Perfection is my drug of choice. Always has been. In grade school, I was once held after school to finish a project that I had been too finicky to finish in the scheduled time. And I don’t mean, after school, that day. I mean after school that year.
The thing was supposed to be an American flag (the teacher was ex-military), and at the end of fourth grade, I was still about nine stripes short of that. My parents brought me in the day after Summer Vacation started, and I sat in an empty classroom, gluing red, white, and blue crepe paper squares to cardboard.
All day. After all, the teacher wasn’t going anywhere, and I wasn’t going anywhere.
I’d like to say that I learned my lesson. That henceforward, I balanced my perfectionism with given time restraints, and produced perfectly adequate results.
But what I did learn was that Mrs. Beth Dawson and the United States Marine Corps do not really have any significant quality-control standards for crepe paper flags.
I don’t think I’ll ever triumph over my perfection addiction.

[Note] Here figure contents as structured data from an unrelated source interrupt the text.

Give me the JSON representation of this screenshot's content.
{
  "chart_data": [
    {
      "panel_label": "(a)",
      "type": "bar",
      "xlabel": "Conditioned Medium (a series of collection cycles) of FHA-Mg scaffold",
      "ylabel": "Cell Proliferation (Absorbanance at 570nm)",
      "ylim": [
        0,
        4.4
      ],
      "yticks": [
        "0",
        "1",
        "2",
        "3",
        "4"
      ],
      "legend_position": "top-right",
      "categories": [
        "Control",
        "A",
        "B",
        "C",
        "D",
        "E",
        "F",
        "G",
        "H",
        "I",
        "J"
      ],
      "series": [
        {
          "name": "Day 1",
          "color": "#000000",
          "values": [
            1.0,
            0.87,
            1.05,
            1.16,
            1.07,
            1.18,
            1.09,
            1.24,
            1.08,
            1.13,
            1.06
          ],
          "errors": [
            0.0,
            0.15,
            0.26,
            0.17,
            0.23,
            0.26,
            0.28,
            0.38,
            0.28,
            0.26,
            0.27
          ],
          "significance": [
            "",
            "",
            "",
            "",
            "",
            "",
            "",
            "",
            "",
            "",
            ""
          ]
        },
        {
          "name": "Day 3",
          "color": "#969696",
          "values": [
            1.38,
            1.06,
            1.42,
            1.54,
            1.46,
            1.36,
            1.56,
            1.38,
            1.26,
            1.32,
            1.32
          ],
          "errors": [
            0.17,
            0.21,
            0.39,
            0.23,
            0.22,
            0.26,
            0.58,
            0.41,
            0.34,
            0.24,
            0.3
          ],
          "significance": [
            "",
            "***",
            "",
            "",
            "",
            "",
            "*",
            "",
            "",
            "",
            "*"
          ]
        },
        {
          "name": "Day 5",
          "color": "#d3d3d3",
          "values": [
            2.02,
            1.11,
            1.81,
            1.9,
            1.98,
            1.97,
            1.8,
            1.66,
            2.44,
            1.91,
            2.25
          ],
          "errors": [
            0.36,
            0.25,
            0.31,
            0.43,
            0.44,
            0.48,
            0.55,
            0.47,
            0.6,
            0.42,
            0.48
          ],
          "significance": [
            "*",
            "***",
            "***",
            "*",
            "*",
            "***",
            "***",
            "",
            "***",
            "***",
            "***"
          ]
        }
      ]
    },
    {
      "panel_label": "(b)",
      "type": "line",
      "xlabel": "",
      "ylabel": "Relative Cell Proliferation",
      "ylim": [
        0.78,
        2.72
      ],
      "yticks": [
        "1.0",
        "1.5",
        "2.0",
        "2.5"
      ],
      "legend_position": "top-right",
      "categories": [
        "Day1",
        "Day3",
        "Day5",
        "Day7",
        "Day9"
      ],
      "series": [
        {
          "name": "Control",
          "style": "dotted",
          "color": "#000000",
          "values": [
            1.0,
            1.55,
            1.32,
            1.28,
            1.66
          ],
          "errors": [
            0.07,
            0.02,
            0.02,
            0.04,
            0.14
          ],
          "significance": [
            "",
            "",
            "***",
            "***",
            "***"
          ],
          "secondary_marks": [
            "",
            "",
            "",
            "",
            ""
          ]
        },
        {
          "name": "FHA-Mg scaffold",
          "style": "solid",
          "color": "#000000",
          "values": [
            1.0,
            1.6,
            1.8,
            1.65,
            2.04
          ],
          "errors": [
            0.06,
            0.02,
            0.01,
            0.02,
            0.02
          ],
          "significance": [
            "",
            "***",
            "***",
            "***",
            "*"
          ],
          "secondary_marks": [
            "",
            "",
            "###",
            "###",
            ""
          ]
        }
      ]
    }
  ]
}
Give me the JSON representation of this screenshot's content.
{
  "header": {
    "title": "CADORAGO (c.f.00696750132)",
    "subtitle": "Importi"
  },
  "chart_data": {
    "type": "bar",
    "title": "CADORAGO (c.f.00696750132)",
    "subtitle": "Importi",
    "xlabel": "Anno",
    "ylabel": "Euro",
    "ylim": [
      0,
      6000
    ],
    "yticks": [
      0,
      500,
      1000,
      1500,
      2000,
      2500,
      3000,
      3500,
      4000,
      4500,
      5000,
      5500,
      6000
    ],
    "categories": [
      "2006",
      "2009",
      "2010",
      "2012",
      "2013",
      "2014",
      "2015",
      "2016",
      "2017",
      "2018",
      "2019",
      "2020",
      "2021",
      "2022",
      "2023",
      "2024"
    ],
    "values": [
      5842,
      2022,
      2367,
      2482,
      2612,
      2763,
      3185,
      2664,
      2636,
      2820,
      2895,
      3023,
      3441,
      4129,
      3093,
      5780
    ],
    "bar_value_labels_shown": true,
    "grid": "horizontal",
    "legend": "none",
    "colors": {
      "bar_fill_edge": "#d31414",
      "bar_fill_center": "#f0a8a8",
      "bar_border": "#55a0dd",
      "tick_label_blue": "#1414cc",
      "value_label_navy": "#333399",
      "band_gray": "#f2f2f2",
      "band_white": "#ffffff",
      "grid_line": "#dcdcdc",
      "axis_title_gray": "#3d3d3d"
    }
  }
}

But I’m gradually learning to stop saying “I can fix this” and start saying “the next one will be better.” I’m learning that I can move toward perfection with motion, rather than fixation. I am learning to move on, without giving up the overall ideal.
So, there you are. A post on the letter P. And now, I’m moving on. I spent all day at work, and then wound up climbing around in a tree cutting down branches.
Pretty sure it was a killer attack tree.
The pink blossoms must’ve been some kind of display of aggression.
The Storytime Blog Hop for Speculative Fiction will be April 27th. I’m working on my story, right now, and I hope to see everybody then.